You can change your location by using the Set-Location cmdlet or its aliases sl and cd. The location can be anywhere accessible to PowerShell providers, including disk directories, registry paths, and data stores that are structured like disks. Through it all, PowerShell cmdlets and scripts can refer to items in their current location with relative names.

 

However, it gets confusing if you use an external application or API that works with files. Let's say you're JaneUser on a Vista system, and your home directory is C:UsersJaneUser. You start up PowerShell and change your location to C:tmp with the command

 

Set-Location C:tmp

 

Inside PowerShell, your location is C:tmp. However, your working directory is still going to be C:UsersJaneUser. You can verify this through the CurrentDirectory property exposed by the Microsoft .NET Framework's System.Environment class by running the command

 

[Environment]::CurrentDirectory

 

Why is this important? Well, any external application or API that expands filenames by default is going use the working directory of its parent process; for PowerShell, this is still going to be C:UsersJaneUser. So .NET methods such as the WebClient's DownloadFile need extra help if you want them to resolve bare filenames relative to the PowerShell location.

 

PowerShell was designed this way because the working directory concept was inadequate—PowerShell needed to expose data stores such as the registry as working locations.

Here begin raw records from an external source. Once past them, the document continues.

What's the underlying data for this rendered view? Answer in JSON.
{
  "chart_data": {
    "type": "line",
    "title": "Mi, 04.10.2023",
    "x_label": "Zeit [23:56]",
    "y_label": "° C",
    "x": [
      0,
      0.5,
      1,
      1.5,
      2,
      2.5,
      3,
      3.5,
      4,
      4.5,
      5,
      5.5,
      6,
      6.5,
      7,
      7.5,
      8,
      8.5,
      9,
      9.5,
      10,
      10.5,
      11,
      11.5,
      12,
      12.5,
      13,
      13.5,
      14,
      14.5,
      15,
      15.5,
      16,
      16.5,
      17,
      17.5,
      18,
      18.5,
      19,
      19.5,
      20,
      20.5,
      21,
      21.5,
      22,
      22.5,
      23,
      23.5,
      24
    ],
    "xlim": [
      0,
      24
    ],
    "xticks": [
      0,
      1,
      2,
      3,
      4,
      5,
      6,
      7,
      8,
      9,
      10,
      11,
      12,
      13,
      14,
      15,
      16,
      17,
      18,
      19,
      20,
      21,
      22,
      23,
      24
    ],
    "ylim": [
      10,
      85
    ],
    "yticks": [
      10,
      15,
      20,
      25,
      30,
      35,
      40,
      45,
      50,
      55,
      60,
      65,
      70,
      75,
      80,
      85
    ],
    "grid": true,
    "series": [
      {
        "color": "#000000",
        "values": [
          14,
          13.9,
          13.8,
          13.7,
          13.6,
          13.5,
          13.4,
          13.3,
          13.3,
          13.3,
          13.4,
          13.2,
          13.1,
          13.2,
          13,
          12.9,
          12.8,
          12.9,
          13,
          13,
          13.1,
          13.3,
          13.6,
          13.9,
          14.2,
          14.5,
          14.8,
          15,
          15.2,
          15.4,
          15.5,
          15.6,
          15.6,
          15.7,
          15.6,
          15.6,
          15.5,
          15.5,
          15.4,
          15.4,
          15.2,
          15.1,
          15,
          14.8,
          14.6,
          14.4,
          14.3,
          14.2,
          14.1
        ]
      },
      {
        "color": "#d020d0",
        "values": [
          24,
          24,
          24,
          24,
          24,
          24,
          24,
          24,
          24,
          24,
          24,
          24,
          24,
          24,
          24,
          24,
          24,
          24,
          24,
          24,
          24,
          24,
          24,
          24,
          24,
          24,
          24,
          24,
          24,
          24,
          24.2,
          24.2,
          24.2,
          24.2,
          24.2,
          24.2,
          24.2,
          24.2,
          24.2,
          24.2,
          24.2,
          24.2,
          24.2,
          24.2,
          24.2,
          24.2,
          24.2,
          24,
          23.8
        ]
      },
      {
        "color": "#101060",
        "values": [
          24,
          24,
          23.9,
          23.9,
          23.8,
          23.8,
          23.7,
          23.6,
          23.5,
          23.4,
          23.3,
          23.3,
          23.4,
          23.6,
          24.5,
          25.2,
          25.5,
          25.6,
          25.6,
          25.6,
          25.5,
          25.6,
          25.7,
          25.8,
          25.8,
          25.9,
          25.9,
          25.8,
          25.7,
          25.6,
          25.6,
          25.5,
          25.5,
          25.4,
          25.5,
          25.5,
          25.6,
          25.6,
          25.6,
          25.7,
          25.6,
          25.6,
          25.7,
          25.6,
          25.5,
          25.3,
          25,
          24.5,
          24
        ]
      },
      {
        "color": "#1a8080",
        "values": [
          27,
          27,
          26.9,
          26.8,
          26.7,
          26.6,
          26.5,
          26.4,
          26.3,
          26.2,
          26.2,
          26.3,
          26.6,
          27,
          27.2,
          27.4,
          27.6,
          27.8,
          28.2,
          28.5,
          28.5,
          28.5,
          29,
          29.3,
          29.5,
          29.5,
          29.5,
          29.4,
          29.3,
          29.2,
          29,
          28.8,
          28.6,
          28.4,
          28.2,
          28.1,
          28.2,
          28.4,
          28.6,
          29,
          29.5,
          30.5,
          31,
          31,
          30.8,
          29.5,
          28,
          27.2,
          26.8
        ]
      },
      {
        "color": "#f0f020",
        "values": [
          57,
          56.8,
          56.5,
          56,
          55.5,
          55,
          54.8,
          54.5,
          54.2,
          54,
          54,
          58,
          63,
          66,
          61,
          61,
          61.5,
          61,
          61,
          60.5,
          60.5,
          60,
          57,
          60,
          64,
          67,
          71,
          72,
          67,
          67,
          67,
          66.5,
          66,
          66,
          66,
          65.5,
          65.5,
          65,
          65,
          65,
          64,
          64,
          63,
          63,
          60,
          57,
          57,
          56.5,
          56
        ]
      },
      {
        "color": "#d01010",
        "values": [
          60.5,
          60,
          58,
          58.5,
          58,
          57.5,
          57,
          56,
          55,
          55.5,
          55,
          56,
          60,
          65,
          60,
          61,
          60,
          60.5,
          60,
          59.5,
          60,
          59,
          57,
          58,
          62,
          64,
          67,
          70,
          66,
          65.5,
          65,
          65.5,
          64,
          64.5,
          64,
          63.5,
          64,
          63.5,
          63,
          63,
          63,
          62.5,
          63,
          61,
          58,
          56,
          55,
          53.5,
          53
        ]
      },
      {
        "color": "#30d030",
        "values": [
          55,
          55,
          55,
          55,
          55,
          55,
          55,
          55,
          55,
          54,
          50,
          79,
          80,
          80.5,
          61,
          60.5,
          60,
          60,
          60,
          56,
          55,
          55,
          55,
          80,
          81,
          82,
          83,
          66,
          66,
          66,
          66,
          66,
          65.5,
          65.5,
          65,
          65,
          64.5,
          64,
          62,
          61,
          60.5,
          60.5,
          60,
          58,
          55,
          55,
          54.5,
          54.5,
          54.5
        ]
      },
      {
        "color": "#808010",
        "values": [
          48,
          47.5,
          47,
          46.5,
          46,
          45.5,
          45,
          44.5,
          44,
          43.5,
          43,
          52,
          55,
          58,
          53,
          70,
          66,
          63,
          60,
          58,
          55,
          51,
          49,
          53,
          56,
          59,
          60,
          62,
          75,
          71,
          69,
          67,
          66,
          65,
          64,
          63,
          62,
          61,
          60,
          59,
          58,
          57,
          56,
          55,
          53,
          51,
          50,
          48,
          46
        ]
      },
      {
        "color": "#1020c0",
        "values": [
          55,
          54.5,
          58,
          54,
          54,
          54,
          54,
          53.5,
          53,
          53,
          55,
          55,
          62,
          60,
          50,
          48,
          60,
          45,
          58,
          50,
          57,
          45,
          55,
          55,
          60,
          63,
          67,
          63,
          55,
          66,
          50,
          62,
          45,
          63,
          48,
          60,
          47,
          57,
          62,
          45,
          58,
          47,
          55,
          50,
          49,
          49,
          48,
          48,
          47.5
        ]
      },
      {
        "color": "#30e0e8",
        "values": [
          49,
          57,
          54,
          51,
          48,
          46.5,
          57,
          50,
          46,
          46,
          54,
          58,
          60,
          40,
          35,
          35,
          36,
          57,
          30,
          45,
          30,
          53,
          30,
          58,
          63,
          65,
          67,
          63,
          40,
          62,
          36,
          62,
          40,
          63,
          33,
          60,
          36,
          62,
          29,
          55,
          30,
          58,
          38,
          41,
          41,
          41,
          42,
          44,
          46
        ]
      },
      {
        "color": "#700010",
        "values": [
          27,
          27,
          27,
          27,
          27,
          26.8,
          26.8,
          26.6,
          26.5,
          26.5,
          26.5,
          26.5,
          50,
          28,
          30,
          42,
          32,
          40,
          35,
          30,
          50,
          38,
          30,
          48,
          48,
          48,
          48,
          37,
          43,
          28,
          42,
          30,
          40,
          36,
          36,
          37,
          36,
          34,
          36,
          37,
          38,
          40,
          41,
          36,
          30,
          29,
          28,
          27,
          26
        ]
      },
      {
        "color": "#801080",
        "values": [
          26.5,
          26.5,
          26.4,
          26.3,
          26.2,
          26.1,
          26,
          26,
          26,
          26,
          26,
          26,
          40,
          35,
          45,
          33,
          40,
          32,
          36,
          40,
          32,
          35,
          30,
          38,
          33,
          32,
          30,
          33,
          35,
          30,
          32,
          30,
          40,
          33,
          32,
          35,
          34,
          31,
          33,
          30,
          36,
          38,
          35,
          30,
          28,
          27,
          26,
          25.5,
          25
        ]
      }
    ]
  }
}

It would have been possible to change the working directory to any valid file-system location, but this has some significant security issues. Changing the working directory to a directory of interest makes an application vulnerable to content in that directory. This wouldn't affect PowerShell or PowerShell-native tools, but Windows-native applications would be exposed to spoof attempts.

 

The upshot of it all is that when you're running Windows-native applications or calling Windows APIs from PowerShell that directly use named files, the working directory is never going to follow your file-system location.